The Michigan sentiment survey’s measure of expectations six months from now decreased to 72.2 from 73.7 the prior month. The current conditions index, which takes stock of Americans’ view of their personal finances, rose to 95.4 this month from 94.5 in May.

Inflation expectations

Americans expect an inflation rate of 3 percent over the next year, compared with 3.3 percent in the prior month. Over the next five years, they expect a 2.9 percent rate of inflation, compared with 2.8 percent in May.

Other reports indicate Americans’ moods are on the mend. The Bloomberg Consumer Comfort Index climbed to a five-week high of 35.5 in the period ended June 8, figures showed Thursday. The measure of the state of the economy rose to a six-week high, and the gauges of personal finances and whether this is a good time to make purchases also advanced.

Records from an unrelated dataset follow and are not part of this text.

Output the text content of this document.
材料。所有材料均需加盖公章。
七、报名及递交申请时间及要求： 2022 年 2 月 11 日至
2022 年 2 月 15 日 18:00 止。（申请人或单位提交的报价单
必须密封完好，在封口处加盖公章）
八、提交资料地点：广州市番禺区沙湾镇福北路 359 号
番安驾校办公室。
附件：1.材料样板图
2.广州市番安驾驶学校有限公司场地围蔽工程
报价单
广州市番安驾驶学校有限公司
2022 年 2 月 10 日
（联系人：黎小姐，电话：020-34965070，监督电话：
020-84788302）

The job market continues to make progress, with payrolls in May exceeding the pre-recession peak for the first time, according to Labor Department data released last week. Employment grew by 217,000 after increasing by 282,000 in April. It marked the fourth consecutive month of gains of more than 200,000, the first time that’s happened since early 2000. The jobless rate held at an almost six-year low of 6.3 percent.

One bright spot for spending is motor vehicle demand. Cars and light trucks sold at a 16.7 million annualized rate in May, the strongest since February 2007, according to Ward’s Automotive Group.

Housing effect

Restoration Hardware Holdings Inc., a seller of furniture, linens and home furnishings, is among retailers benefiting from the housing recovery. The Corte Madera, Calif.-based company boosted estimates for annual sales and per-share earnings after first-quarter revenue jumped 22 percent from a year earlier.

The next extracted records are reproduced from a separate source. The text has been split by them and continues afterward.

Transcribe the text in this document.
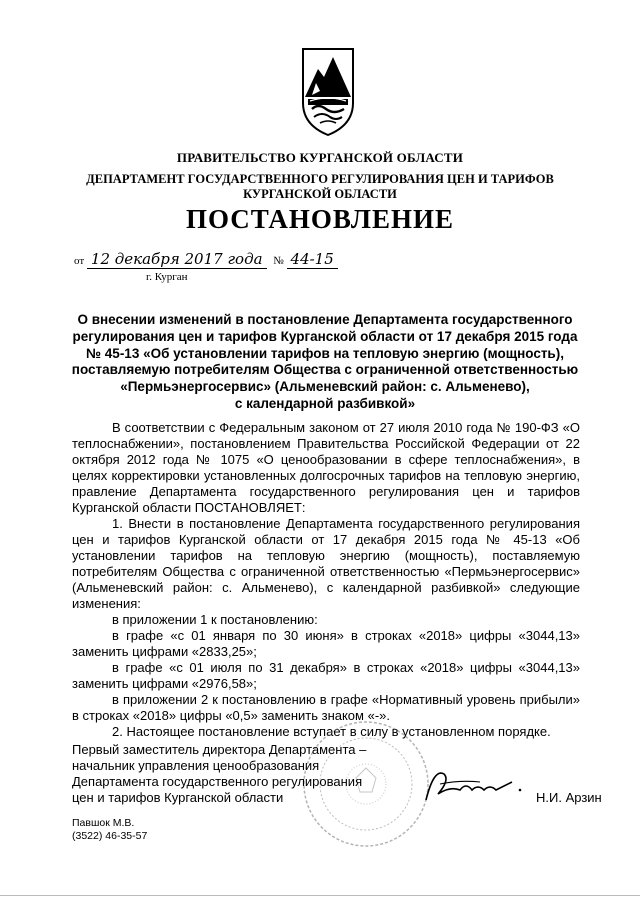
ПРАВИТЕЛЬСТВО КУРГАНСКОЙ ОБЛАСТИ
ДЕПАРТАМЕНТ ГОСУДАРСТВЕННОГО РЕГУЛИРОВАНИЯ ЦЕН И ТАРИФОВ
КУРГАНСКОЙ ОБЛАСТИ
ПОСТАНОВЛЕНИЕ
от 12 декабря 2017 года № 44-15
г. Курган
О внесении изменений в постановление Департамента государственного
регулирования цен и тарифов Курганской области от 17 декабря 2015 года
№ 45-13 «Об установлении тарифов на тепловую энергию (мощность),
поставляемую потребителям Общества с ограниченной ответственностью
«Пермьэнергосервис» (Альменевский район: с. Альменево),
с календарной разбивкой»

В соответствии с Федеральным законом от 27 июля 2010 года № 190-ФЗ «О теплоснабжении», постановлением Правительства Российской Федерации от 22 октября 2012 года № 1075 «О ценообразовании в сфере теплоснабжения», в целях корректировки установленных долгосрочных тарифов на тепловую энергию, правление Департамента государственного регулирования цен и тарифов Курганской области ПОСТАНОВЛЯЕТ:

1. Внести в постановление Департамента государственного регулирования цен и тарифов Курганской области от 17 декабря 2015 года № 45-13 «Об установлении тарифов на тепловую энергию (мощность), поставляемую потребителям Общества с ограниченной ответственностью «Пермьэнергосервис» (Альменевский район: с. Альменево), с календарной разбивкой» следующие изменения:

в приложении 1 к постановлению:

в графе «с 01 января по 30 июня» в строках «2018» цифры «3044,13» заменить цифрами «2833,25»;

в графе «с 01 июля по 31 декабря» в строках «2018» цифры «3044,13» заменить цифрами «2976,58»;

в приложении 2 к постановлению в графе «Нормативный уровень прибыли» в строках «2018» цифры «0,5» заменить знаком «-».

2. Настоящее постановление вступает в силу в установленном порядке.

Первый заместитель директора Департамента –
начальник управления ценообразования
Департамента государственного регулирования
цен и тарифов Курганской области	Н.И. Арзин
Павшок М.В.
(3522) 46-35-57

“The business momentum and strong trends we are seeing thus far in 2014 give us further confidence in our financial outlook for the year,” Gary Friedman, chairman and CEO, said in a statement on June 11.

At the same time, some indicators of the labor market are improving only gradually. Wage growth is sluggish, and the number of people unemployed for 27 weeks or longer as a share of the total jobless is still above its pre-recession level.

More expensive fuel is a restraint on household budgets. The cost of regular-grade gasoline, at $3.65 a gallon this week, is hovering close to the 2014 high of $3.70 reached in April.

Some businesses catering to bargain shoppers have yet to see an improvement in demand. Wal-Mart Stores Inc., the world’s largest retailer, last month forecast second-quarter profit that missed analysts’ estimates as it copes with slow sales in the U.S., especially at its Sam’s Club warehouse stores.

More recently, Wal-Mart U.S. CEO William Simon said on a June 6 call that customers in the income segments served by the discount retailer remain “challenged.”